Note: This will be implemented via a Perl script with possibly a different interface.
op=exp_history - this call gives a remote requestor a log of prior requests.
Usage: Used by remote users to manage their requests.
Expects:
* requestor - Requestor ID of previous originator of data export requests.
* activeonly - Boolean, if present request will only respond with requests that
have not had a status=0 returned from an exp_request, exp_status, or exp_su call.
* requestid - if present info for only this requestid will be returned, if requestor matches.
Returns:
* status - 0=OK, 1=requestor unknown.
if status is 1 returns element "error" containing error message
* count - number of returned RequestIDs
* requests - array of request descriptions containing
* requestid - RequestID
* ds - recordset query used
* exptime - Time of export request
* FilenameFmt (string) File basname format
* Format (int) Data format code
* Notify (string) Notification address
* ReqTime (time) Time of request
* Size (int) Volume of data requested
* Status (int) Status of request
NOTE: we need to establish some password protection for this request. The names and email addresses of requestors along with the details of their export requests will not be public information. It will be maintained for statistical purposes and to allow notification to the requestors if the data they have exported is found to be faulty, poorly calibrated, etc.
Client Side
A sample tool is now at http://jsoc.stanford.edu/ajax/lookdata.html that functions with show_series, jsoc_info and jsoc_fetch (all in http://jsoc.stanford.edu/cgi-bin/ajax/). lookdata supports calls to all of the above functions that are noted to have show_series, jsoc_info, and jsoc_fetch implementations.
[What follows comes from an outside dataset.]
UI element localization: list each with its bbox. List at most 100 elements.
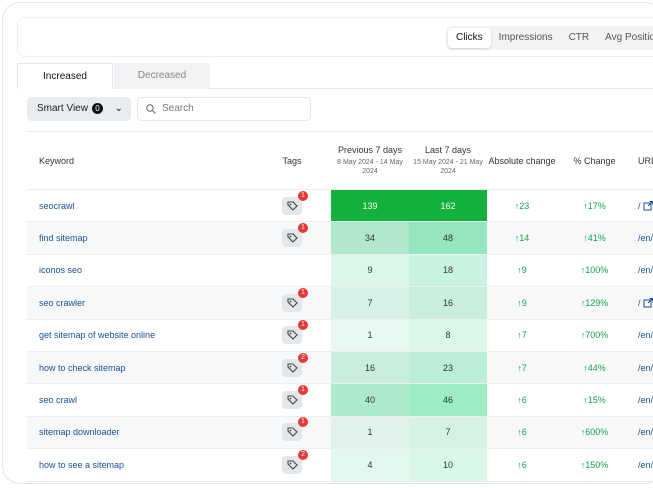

Lookdata may be used as examples that function to provide building blocks for a more capable and more friendly user experience.
Each of the jsoc_info, show_series, and jsoc_fetch operations implemented has also been verified to work via wget calls. A useful application built using wget will need a JSON parser compatible with the scripting language chosen. The www.json.org page links to a number of available implementations. A jsoc_fetch script should do one exp_request call then loop on the return value of status in exp_status calls until a "0" is returned. The return containing the status=0 will also provide the json with the full result. At some point, the option of plain text for easier shell scripting will be available.